Plasma amyloid-β42/40 and apolipoprotein E for amyloid PET pre-screening in secondary prevention trials of Alzheimer's disease

The extent to which newly developed blood-based biomarkers could reduce screening costs in secondary prevention trials of Alzheimer's disease is mostly unexplored. We collected plasma amyloid-beta 42/40, apolipoprotein E epsilon 4 status and amyloid PET at baseline in 181 cognitively unimpaired participants [the age of 72.9 (5.3) years; 61.9% female; education of 11.9 (3.4) years] from the Swedish BioFINDER-1 study. We tested whether a model predicting amyloid PET status from plasma amyloid-beta 42/40, apolipoprotein E status and age (combined) reduced cost of recruiting amyloid PET + cognitively unimpaired participants into a theoretical trial. We found that the percentage of cognitively unimpaired participants with an amyloid PET + scan rose from 29% in an unscreened population to 64% [(49, 79); P < 0.0001] when using the biomarker model to screen for high risk for amyloid PET + status. In simulations, plasma screening also resulted in a 54% reduction of the total number of amyloid PET scans required and reduced total recruitment costs by 43% [(31, 56), P < 0.001] compared to no pre-screening when assuming a 16x PET-to-plasma cost ratio.
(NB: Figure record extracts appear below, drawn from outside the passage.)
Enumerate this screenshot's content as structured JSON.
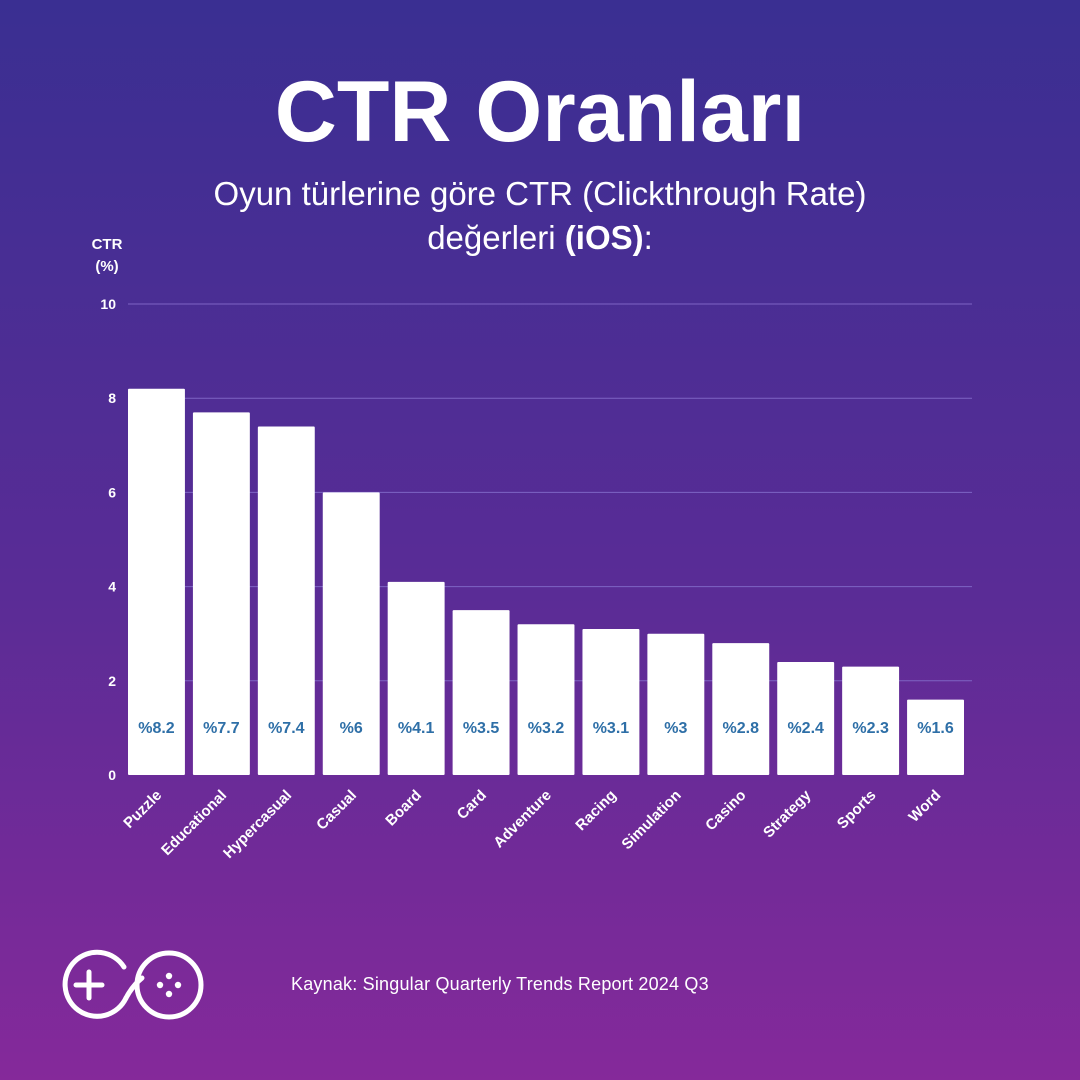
{
  "header": {
    "title": "CTR Oranları",
    "subtitle_line1": "Oyun türlerine göre CTR (Clickthrough Rate)",
    "subtitle_line2_prefix": "değerleri ",
    "subtitle_line2_bold": "(iOS)",
    "subtitle_line2_suffix": ":"
  },
  "chart_data": {
    "type": "bar",
    "title": "CTR Oranları",
    "ylabel_line1": "CTR",
    "ylabel_line2": "(%)",
    "xlabel": "",
    "ylim": [
      0,
      10
    ],
    "yticks": [
      0,
      2,
      4,
      6,
      8,
      10
    ],
    "grid": true,
    "categories": [
      "Puzzle",
      "Educational",
      "Hypercasual",
      "Casual",
      "Board",
      "Card",
      "Adventure",
      "Racing",
      "Simulation",
      "Casino",
      "Strategy",
      "Sports",
      "Word"
    ],
    "values": [
      8.2,
      7.7,
      7.4,
      6,
      4.1,
      3.5,
      3.2,
      3.1,
      3,
      2.8,
      2.4,
      2.3,
      1.6
    ],
    "data_labels": [
      "%8.2",
      "%7.7",
      "%7.4",
      "%6",
      "%4.1",
      "%3.5",
      "%3.2",
      "%3.1",
      "%3",
      "%2.8",
      "%2.4",
      "%2.3",
      "%1.6"
    ],
    "colors": {
      "bar": "#ffffff",
      "label": "#2e6fa7",
      "grid": "#7e64c4"
    }
  },
  "footer": {
    "source": "Kaynak: Singular Quarterly Trends Report 2024 Q3",
    "logo_icon": "g-gamepad-logo-icon"
  }
}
Total savings remained significant when the PET-to-plasma cost ratio was assumed to be 8x or 4x. This suggests that a simple plasma biomarker model could lower recruitment costs in Alzheimer's trials requiring amyloid PET positivity for inclusion. Cullen et al. demonstrated that combining plasma amyloid-beta 42/40 with APOE status and age could be used to effectively screen cognitively unimpaired individuals in the Swedish BioFINDER study for amyloid PET abnormality. These results add to the evidence that this panel could greatly improve recruitment for clinical trials.